The Urn experiment did not get reverted. It got moved.
Valve did not wait long to touch the new Soul Urn again. On May 25, 2026, Deadlock developer Yoshi added a follow-up to the official May 22 update thread, changing the Urn experiment that had spent the weekend pulling matches, clips, and complaints toward the middle of the map.
The short version is that the Urn was not reverted. It was moved, slowed down, and made less stat-heavy.
The biggest positional change sends the Urn drop-off from the bridge above mid lane to under the bridge in the side lane. That matters because the May 22 version made the objective feel extremely centralized. If the whole lobby already cared about Midboss and mid control, dropping the Urn fight into the same neighborhood made the map feel smaller than it was supposed to be.
The timer rules also changed. The contested timer extension is now three seconds instead of 1.25 seconds, and the deposit timers for favored, neutral, and unfavored states were lengthened from 3/5/10 seconds to 5/10/15 seconds. In practice, that gives defenders more time to actually respond and makes the final deposit less like an instant paperwork stamp after one team wins the first scramble.

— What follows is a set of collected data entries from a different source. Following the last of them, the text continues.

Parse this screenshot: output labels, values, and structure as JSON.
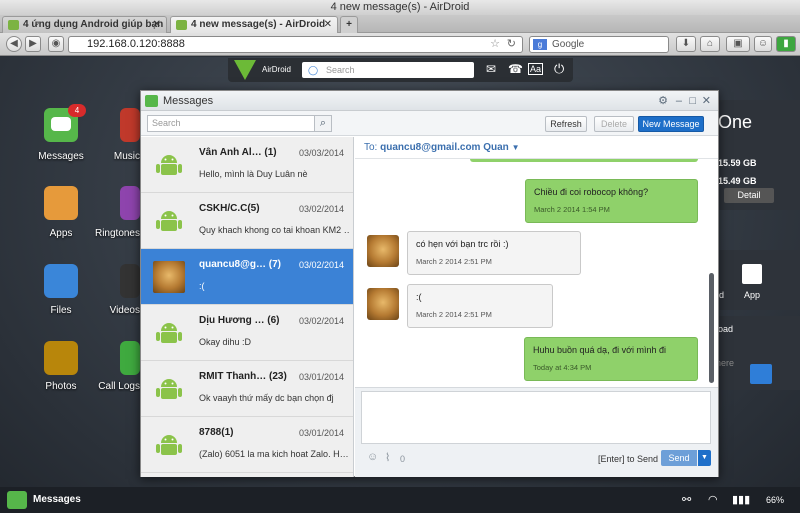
{
  "browser": {
    "window_title": "4 new message(s) - AirDroid",
    "tabs": [
      {
        "label": "4 ứng dụng Android giúp bạn d…"
      },
      {
        "label": "4 new message(s) - AirDroid"
      }
    ],
    "url": "192.168.0.120:8888",
    "search_placeholder": "Google"
  },
  "airdroid": {
    "logo": "AirDroid",
    "search_placeholder": "Search"
  },
  "desktop": {
    "apps": [
      {
        "label": "Messages",
        "badge": "4"
      },
      {
        "label": "Music"
      },
      {
        "label": "Apps"
      },
      {
        "label": "Ringtones"
      },
      {
        "label": "Files"
      },
      {
        "label": "Videos"
      },
      {
        "label": "Photos"
      },
      {
        "label": "Call Logs"
      }
    ],
    "right_panel": {
      "title": "One",
      "storage1": "15.59 GB",
      "storage2": "15.49 GB",
      "detail": "Detail",
      "card": "rd",
      "app": "App",
      "upload": "load",
      "here": "here"
    }
  },
  "messages_window": {
    "title": "Messages",
    "search_placeholder": "Search",
    "toolbar": {
      "refresh": "Refresh",
      "delete": "Delete",
      "new": "New Message"
    },
    "threads": [
      {
        "name": "Vân Anh Al…",
        "count": "(1)",
        "date": "03/03/2014",
        "preview": "Hello, mình là Duy Luân nè"
      },
      {
        "name": "CSKH/C.C(5)",
        "count": "",
        "date": "03/02/2014",
        "preview": "Quy khach khong co tai khoan KM2 …"
      },
      {
        "name": "quancu8@g…",
        "count": "(7)",
        "date": "03/02/2014",
        "preview": ":(",
        "selected": true
      },
      {
        "name": "Dịu Hương …",
        "count": "(6)",
        "date": "03/02/2014",
        "preview": "Okay dihu :D"
      },
      {
        "name": "RMIT Thanh…",
        "count": "(23)",
        "date": "03/01/2014",
        "preview": "Ok vaayh thứ mấy dc bạn chọn đj"
      },
      {
        "name": "8788(1)",
        "count": "",
        "date": "03/01/2014",
        "preview": "(Zalo) 6051 la ma kich hoat Zalo. H…"
      }
    ],
    "conversation": {
      "to_label": "To:",
      "to_value": "quancu8@gmail.com Quan",
      "messages": [
        {
          "text": "Chiều đi coi robocop không?",
          "time": "March 2 2014 1:54 PM",
          "side": "out"
        },
        {
          "text": "có hẹn với bạn trc rồi :)",
          "time": "March 2 2014 2:51 PM",
          "side": "in"
        },
        {
          "text": ":(",
          "time": "March 2 2014 2:51 PM",
          "side": "in"
        },
        {
          "text": "Huhu buồn quá dạ, đi với mình đi",
          "time": "Today at 4:34 PM",
          "side": "out"
        }
      ],
      "attach_count": "0",
      "enter_hint": "[Enter] to Send",
      "send": "Send"
    }
  },
  "taskbar": {
    "label": "Messages",
    "battery": "66%"
  }
}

Valve also trimmed the comeback resist aura. The May 22 rules gave the favored team a 50 percent Bullet and Spirit Resist aura around the Urn in certain states. The May 25 follow-up cuts that to 35 percent. The direction is clear: keep the comeback lever, but reduce the feeling that the objective is wrapped in too much free durability.
The runner is getting help in a different way. The Urn carrier no longer has sprint disabled, now gets maximum sprint acceleration, and gains +2m sprint, +1 stamina, +10 percent dash distance, and +15 percent stamina regeneration. If the runner’s team is behind, they get an extra +4m sprint on top. The pickup spot now uses the old comeback drop-off locations when a team is behind, and the Urn collision radius is up 20 percent.
That is a pretty specific answer to the weekend’s complaint shape. Players were not only arguing that the new Urn was too strong. They were arguing that it created too many same-looking mid fights and made map movement feel less interesting. Moving the drop-off, stretching the timers, and lowering the aura suggest Valve wants to keep the clearer contest mechanic without letting the bridge become the entire game.
The Deadlock Wiki’s May 25 update page mirrors the adjustment list, while Yoshi’s forum note ends by asking players to keep giving feedback as Valve works through iterations. That line is doing real work. The Urn is still experimental, and this update reads less like a final answer than a second draft.
For now, the takeaway is narrow but important: Valve heard enough after the May 22 rework to patch the Urn three days later. The core idea survived. The mid-bridge version did not.